As it was with Miles and his music, so it is with Rodney and his food. Rodney Scott—the rarely identified species known as James Beard Award–winning pitmaster—found himself in the drudgery of hog-tending that transformed into a drug. From the rhythm of the dripping fat to the separation of meat from skin, he found himself—and perhaps his purpose—in the wood, the wire frame for the flayed body, and his own “kind of sound” in Hemingway, South Carolina, a place in the middle of nowhere. But to Rodney, it was in the middle of everywhere. Watching airplane contrails overhead, perhaps he dreamed of getting out someday.

He had to go to The City to become himself. Or at least to find another version of himself. While Miles left St. Louis for New York, Rodney took his talents from Hemingway to Charleston. And Birmingham. And Atlanta. His destinations are popular these days. Others like him are making the journey to a new version of The City in search of food and beverage fame. Members of the Black professional class, specifically, are reversing the Great Migration and leaving New York, Chicago, and Philly in the hopes of becoming themselves in places like Greenville, South Carolina; Nashville, Tennessee; and Charlotte, North Carolina. One-eyed outsiders enter as kings in The City of the Blind South, where low wages, low or no taxes, and poor education make for easy pickings. The places where, once, you could get as close as you wanted as long as you didn’t get too high, have now become modern repositories of hope. New places of possibility.

For some, these possibilities aren’t new. Greenwood Avenue in Tulsa, Farish Street in Jackson, Morris Street in Charleston, and Parrish Street in Durham have long nurtured their share of dreams. Hat shops, juke joints, banks, restaurants. FUBU before FUBU. “Black Main Streets” displaying the hidden half of W.E.B. Du Bois’ double consciousness. Here, Black people could just be.
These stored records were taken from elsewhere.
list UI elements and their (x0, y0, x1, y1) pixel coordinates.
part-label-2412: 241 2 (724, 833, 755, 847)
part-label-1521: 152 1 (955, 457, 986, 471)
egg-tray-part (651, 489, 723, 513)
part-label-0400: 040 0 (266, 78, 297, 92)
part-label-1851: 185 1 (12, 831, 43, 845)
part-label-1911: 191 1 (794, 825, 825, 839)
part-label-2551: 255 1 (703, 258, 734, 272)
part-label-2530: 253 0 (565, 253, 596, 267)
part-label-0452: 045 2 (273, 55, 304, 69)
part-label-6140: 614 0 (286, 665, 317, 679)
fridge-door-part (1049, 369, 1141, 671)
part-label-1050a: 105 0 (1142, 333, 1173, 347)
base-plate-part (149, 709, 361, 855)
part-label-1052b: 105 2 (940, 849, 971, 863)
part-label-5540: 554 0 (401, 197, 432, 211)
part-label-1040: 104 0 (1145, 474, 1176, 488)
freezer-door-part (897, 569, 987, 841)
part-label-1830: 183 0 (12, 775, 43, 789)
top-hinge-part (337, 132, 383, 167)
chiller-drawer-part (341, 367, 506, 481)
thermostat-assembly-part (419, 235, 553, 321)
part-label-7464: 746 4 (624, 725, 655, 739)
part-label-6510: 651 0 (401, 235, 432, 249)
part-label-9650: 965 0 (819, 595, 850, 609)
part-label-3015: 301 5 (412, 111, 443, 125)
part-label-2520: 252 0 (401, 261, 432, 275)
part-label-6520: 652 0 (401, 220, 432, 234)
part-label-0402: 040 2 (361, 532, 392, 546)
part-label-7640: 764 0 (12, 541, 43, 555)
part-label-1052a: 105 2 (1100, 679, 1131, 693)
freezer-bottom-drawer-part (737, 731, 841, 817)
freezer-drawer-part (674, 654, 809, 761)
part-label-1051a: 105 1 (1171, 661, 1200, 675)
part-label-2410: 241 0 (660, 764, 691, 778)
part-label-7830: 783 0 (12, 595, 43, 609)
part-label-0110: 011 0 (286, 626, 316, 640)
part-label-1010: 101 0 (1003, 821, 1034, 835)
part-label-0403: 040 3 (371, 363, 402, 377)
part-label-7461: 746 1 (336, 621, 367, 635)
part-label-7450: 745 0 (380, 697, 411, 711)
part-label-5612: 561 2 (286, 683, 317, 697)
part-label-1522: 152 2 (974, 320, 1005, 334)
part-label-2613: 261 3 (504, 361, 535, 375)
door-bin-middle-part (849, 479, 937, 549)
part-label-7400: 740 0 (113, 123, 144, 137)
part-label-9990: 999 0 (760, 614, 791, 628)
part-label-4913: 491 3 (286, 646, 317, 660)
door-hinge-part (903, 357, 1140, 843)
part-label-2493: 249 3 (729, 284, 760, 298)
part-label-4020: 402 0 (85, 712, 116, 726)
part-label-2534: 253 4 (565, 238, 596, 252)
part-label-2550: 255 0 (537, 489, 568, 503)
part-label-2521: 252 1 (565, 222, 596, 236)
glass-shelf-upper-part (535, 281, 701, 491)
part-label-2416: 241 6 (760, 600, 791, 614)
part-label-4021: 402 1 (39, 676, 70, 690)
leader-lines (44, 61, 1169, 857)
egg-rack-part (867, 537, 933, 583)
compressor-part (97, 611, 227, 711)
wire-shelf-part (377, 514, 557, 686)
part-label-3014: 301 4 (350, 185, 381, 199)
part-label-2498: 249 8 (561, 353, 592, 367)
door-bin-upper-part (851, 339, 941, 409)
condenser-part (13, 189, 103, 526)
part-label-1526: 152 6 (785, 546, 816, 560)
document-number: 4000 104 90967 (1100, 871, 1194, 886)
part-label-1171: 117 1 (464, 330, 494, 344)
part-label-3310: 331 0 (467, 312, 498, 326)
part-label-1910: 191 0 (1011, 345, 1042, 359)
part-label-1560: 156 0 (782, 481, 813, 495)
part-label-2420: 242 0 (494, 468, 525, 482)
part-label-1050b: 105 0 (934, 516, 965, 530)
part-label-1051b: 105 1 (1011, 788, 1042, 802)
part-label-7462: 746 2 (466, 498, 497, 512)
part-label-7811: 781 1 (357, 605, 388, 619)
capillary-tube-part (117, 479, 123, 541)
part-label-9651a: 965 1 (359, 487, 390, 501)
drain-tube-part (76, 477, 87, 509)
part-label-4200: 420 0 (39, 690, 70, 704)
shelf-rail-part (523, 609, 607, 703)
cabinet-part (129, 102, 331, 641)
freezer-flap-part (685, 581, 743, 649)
They could dress up, get to’ down, and live in every shade along the spectrum of sacred to profane.

Those places no longer exist as they were. They’ve been cleaned up, sanitized to protect the sanity—and safety—of some. To retain too much of what they were would only put into sharper relief what they are not. And to explain why they no longer are what they once were requires passage to dark places, occupying a sharp edge of truth on which we prefer not to exist. The behavior that led to the extermination of Black Main Street is so inhumane that no one would claim to have done it or even to have been related to people who would have done it. But somebody must have spit on those students integrating the school. Somebody must have shouted, “Nigger, go home” to the young, trained stoics who were just looking for opportunity. Somebody must have decided that a highway needed to go in that precise location. And those Somebodies are not all dead. In fact, some are still town fathers, community leaders, shapers of our political, social, cultural, and built environments.

Miles Davis talked about ghosts in the country, but there are just as many in The City. The absence of community is felt in urban areas across the country, but intensely so in The Southern City. What was this neighborhood before the apartment building went up? Who attended classes in this old school building, now a coworking space for start-ups? Urban space holds secrets it won’t tell. The ghosts remain among us, silently reminding us of their presence. Tapping us on the shoulder to say that they were once here.

Modern ruins don’t lie buried in the dust of centuries. They sit, uneasily—perhaps even unbelievably—in the minds of aunties and uncles, granddaddies and Big Mamas.

Did they really do that to that boy?

She just left town and never came back.